Travel urged to adopt gaming tactics

Travel urged to adopt gaming tactics

Travel could benefit from adopting aspects of the online gaming world and with frequent flyer programmes is virtually already doing so

Travel could benefit from adopting aspects of the online gaming world – and frequent flyer programmes are close to doing so already.

Strategy game site eRepublik co-founder and chief executive Alex Bonte told the Travolution Summit there is great potential for travel firms developing their own ‘virtual currency’.

eRepublik was launched in 2007 to exploit the growing power of community online and disrupt the conventional computer game model based around consoles and physical hardware.

He said the rise of social, local and mobile is poised to transform the online travel industry enabling to it move away from price and convenience and embed itself within the online community.

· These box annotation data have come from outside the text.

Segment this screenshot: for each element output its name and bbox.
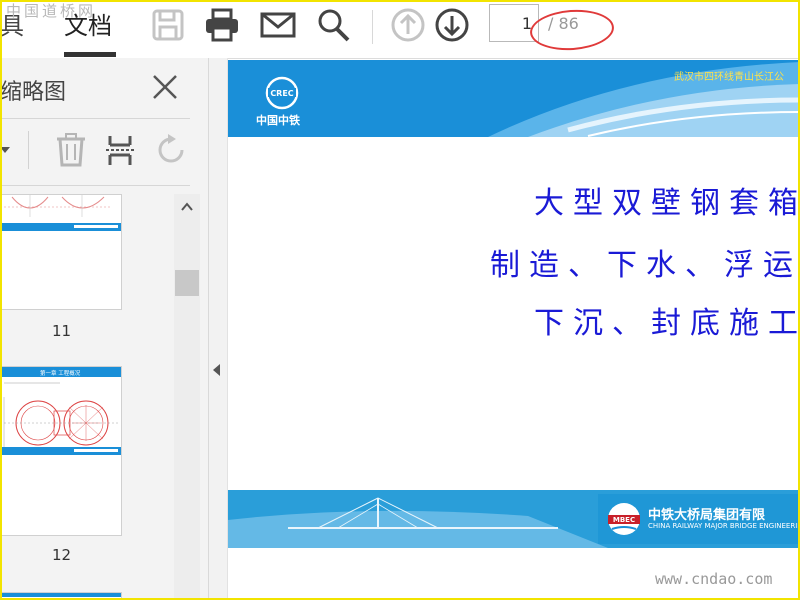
mbec-logo-text: MBEC [613, 516, 635, 524]
collapse-arrow-icon[interactable] [213, 364, 220, 376]
panel-divider [0, 118, 190, 119]
mbec-logo-icon: MBEC [608, 503, 640, 535]
rotate-icon[interactable] [154, 133, 188, 167]
chevron-down-icon[interactable] [0, 133, 14, 167]
panel-divider [0, 185, 190, 186]
scroll-up-icon[interactable] [180, 200, 194, 214]
thumbnail-header-strip [0, 593, 121, 597]
document-header-banner: CREC 中国中铁 武汉市四环线青山长江公 [228, 60, 800, 137]
document-footer-banner: MBEC 中铁大桥局集团有限 CHINA RAILWAY MAJOR BRIDG… [228, 490, 800, 548]
toolbar-separator [372, 10, 373, 44]
tab-document-indicator [64, 52, 116, 57]
document-title-line-3: 下沉、封底施工技 [534, 306, 800, 341]
next-page-icon[interactable] [434, 8, 470, 42]
header-project-text: 武汉市四环线青山长江公 [674, 72, 784, 83]
document-page: CREC 中国中铁 武汉市四环线青山长江公 大型双壁钢套箱围 制造、下水、浮运、… [228, 60, 800, 600]
extract-page-icon[interactable] [104, 133, 138, 167]
thumbnail-label: 12 [52, 546, 72, 564]
header-logo-text: 中国中铁 [256, 114, 300, 127]
panel-collapse-strip[interactable] [209, 58, 228, 600]
watermark-top: 中国道桥网 [6, 2, 97, 20]
thumbnail-label: 11 [52, 322, 72, 340]
annotation-ellipse [528, 7, 616, 53]
thumbnail-drawing: 第一章 工程概况 [0, 367, 121, 455]
print-icon[interactable] [204, 8, 240, 42]
close-icon[interactable] [150, 72, 180, 102]
panel-tool-separator [28, 131, 29, 169]
save-icon[interactable] [150, 8, 186, 42]
footer-company-name: 中铁大桥局集团有限 [648, 508, 766, 523]
thumbnail-drawing [0, 195, 121, 231]
trash-icon[interactable] [54, 133, 88, 167]
footer-company-en: CHINA RAILWAY MAJOR BRIDGE ENGINEERING G… [648, 522, 800, 530]
mail-icon[interactable] [260, 8, 296, 42]
search-icon[interactable] [316, 8, 352, 42]
document-title-line-2: 制造、下水、浮运、定 [490, 248, 800, 283]
document-title-line-1: 大型双壁钢套箱围 [534, 186, 800, 221]
crec-logo-text: CREC [270, 89, 293, 98]
toolbar: 具 文档 1 / 86 [0, 0, 800, 59]
scrollbar-thumb[interactable] [175, 270, 199, 296]
thumbnail-page-13[interactable] [0, 592, 122, 600]
panel-title: 缩略图 [0, 80, 67, 105]
watermark-bottom: www.cndao.com [655, 570, 773, 588]
thumbnail-panel: 缩略图 11 第一章 工程概况 12 [0, 58, 209, 600]
thumbnail-page-12[interactable]: 第一章 工程概况 [0, 366, 122, 536]
thumbnail-page-11[interactable] [0, 194, 122, 310]
crec-logo-icon: CREC [265, 76, 299, 110]
thumbnail-scrollbar[interactable] [174, 194, 200, 600]
previous-page-icon[interactable] [390, 8, 426, 42]
thumbnail-header-text: 第一章 工程概况 [40, 369, 81, 377]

“In my time travel was about price and convenience, now people who will be able to add to that social and mobile will do very well. I would be focusing on leveraging Facebook as one of the tools that really helps me make the whole travel experience much more social.”

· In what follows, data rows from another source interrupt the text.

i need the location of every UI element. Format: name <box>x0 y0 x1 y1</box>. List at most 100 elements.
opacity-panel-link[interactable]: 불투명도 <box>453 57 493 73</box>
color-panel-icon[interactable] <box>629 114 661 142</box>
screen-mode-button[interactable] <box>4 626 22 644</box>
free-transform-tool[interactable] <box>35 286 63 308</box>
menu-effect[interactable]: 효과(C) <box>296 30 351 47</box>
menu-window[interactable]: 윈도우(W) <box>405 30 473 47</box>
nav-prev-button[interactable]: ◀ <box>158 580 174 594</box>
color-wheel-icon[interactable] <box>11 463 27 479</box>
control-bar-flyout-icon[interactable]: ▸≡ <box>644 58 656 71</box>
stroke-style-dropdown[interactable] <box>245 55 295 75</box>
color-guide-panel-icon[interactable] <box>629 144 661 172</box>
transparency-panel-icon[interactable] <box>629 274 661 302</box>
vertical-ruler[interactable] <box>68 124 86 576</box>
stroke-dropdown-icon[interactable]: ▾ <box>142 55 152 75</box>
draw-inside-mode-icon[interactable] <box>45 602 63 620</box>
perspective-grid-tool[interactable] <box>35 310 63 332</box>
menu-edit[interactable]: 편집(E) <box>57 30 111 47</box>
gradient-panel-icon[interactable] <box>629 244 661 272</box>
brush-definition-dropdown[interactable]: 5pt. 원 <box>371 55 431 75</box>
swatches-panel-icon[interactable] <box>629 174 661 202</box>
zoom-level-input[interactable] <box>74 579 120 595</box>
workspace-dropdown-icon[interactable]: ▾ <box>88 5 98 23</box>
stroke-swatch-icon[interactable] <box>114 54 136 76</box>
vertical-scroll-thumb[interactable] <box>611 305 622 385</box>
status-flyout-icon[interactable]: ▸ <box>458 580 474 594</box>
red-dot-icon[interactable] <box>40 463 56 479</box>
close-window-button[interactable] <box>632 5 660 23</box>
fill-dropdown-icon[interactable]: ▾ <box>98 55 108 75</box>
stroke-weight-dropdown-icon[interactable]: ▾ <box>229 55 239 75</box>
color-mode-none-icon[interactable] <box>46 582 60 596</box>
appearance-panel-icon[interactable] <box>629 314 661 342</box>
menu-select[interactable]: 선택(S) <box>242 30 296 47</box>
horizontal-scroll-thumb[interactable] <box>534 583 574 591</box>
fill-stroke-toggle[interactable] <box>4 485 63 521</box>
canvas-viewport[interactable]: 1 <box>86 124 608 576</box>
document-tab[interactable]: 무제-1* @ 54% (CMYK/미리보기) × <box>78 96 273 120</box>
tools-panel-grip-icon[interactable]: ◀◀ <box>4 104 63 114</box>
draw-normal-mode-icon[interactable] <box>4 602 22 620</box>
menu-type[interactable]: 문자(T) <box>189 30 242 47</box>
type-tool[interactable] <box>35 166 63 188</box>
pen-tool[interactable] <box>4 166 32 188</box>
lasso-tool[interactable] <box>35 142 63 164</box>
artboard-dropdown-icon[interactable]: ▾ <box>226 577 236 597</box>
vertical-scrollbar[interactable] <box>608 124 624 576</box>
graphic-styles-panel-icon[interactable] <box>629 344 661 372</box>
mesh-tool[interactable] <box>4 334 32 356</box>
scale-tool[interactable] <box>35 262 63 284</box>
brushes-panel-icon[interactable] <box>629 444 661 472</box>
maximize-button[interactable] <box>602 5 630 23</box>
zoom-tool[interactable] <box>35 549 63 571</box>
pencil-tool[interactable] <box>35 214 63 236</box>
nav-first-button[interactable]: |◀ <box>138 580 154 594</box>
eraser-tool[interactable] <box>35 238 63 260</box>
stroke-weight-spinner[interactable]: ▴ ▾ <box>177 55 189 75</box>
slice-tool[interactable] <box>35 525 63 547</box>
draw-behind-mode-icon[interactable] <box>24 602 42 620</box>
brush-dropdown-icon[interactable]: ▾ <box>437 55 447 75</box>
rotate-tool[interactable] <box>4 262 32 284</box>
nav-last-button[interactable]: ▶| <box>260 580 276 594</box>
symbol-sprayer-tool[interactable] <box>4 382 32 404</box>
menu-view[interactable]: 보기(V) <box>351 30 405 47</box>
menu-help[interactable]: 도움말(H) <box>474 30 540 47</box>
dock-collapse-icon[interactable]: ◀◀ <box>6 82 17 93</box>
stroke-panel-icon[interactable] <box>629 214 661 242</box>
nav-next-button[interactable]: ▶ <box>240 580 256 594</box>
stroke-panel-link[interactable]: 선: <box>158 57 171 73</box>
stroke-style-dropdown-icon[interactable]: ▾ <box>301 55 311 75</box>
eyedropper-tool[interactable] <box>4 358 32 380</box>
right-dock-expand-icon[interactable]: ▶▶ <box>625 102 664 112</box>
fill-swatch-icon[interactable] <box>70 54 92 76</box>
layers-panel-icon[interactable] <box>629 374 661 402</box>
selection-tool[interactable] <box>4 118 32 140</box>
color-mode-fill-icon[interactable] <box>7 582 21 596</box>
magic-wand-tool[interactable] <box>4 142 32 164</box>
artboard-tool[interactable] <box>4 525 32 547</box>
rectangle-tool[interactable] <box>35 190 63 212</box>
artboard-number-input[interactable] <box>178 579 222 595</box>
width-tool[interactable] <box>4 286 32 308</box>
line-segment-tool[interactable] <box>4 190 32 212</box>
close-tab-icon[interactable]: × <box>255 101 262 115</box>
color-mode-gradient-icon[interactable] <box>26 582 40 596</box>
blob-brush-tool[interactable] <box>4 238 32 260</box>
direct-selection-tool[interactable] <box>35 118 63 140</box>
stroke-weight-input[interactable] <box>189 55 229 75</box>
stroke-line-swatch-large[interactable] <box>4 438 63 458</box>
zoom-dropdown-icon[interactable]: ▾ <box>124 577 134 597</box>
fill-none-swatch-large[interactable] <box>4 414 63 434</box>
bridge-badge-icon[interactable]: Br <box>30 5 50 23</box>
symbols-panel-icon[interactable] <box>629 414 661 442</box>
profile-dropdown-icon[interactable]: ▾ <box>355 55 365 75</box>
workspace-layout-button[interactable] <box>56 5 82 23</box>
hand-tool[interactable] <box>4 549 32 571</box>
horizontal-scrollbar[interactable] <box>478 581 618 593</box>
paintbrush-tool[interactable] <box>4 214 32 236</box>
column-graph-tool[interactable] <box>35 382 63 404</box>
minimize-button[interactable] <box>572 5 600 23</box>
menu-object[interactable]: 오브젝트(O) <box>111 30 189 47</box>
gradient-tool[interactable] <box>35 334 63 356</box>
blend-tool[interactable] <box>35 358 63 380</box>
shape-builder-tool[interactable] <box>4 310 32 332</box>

Asked what aspects of gaming would be transferable to travel, he said: “Bringing a virtual currency element into online travel sites is very interesting.

“A frequent flyer programme is like a game, it has some gamification, a lot of the things we use in games. There are a lot of things that the travel industry can learn from the travel industry.”

eRepublik’s games are free to play but users are encouraged to buy credits or virtual currency to buy virtual goods. Bonte said the sector enjoys 95% margins.

He said the concept was to disrupt the traditional gaming industry by offering games players could access on their PCs without having to buy expensive hardware and software.

A game could be created for just £10,000 to £15,000 and then built by the community, he said – a stark contrast to the tens of millions of pounds spent developing and marketing conventional games.

Bonte said that travel gave him the “online bug”, but that a stint at Lastminute allowed him to see how the impact of the big players was undermining differentiation and profitability.

“We could see the margins coming down and we could see we were all selling the same things. The importance of community was starting to come but there was no customer loyalty.

“It’s interesting to see that’s still the case, but the opportunity in travel in terms of doing something different is going to come and actually I think it is here now,” he said.

Bonte said there were opportunities for small firms with innovative technology to win out over the big players who are too slow to adapt, as long as the newcomers get their marketing right.

Fellow former Lastminute colleague Lopo Champalimaud, co-founder and chief executive of health and beauty site Wahanda, said: “You have a lot of benefits built into the travel industry. You can layer in a lot of consumer experience above the travel experience. Is it difficult? Yes. But I do not think anything is impossible.”

Champalimaud, who told the summit lack of innovation had cost Lastminute the chance to ‘be Groupon’, added he thought too many firms use complexity as an excuse not to innovate and the secret to success was creating something harmonious and simple for the consumer.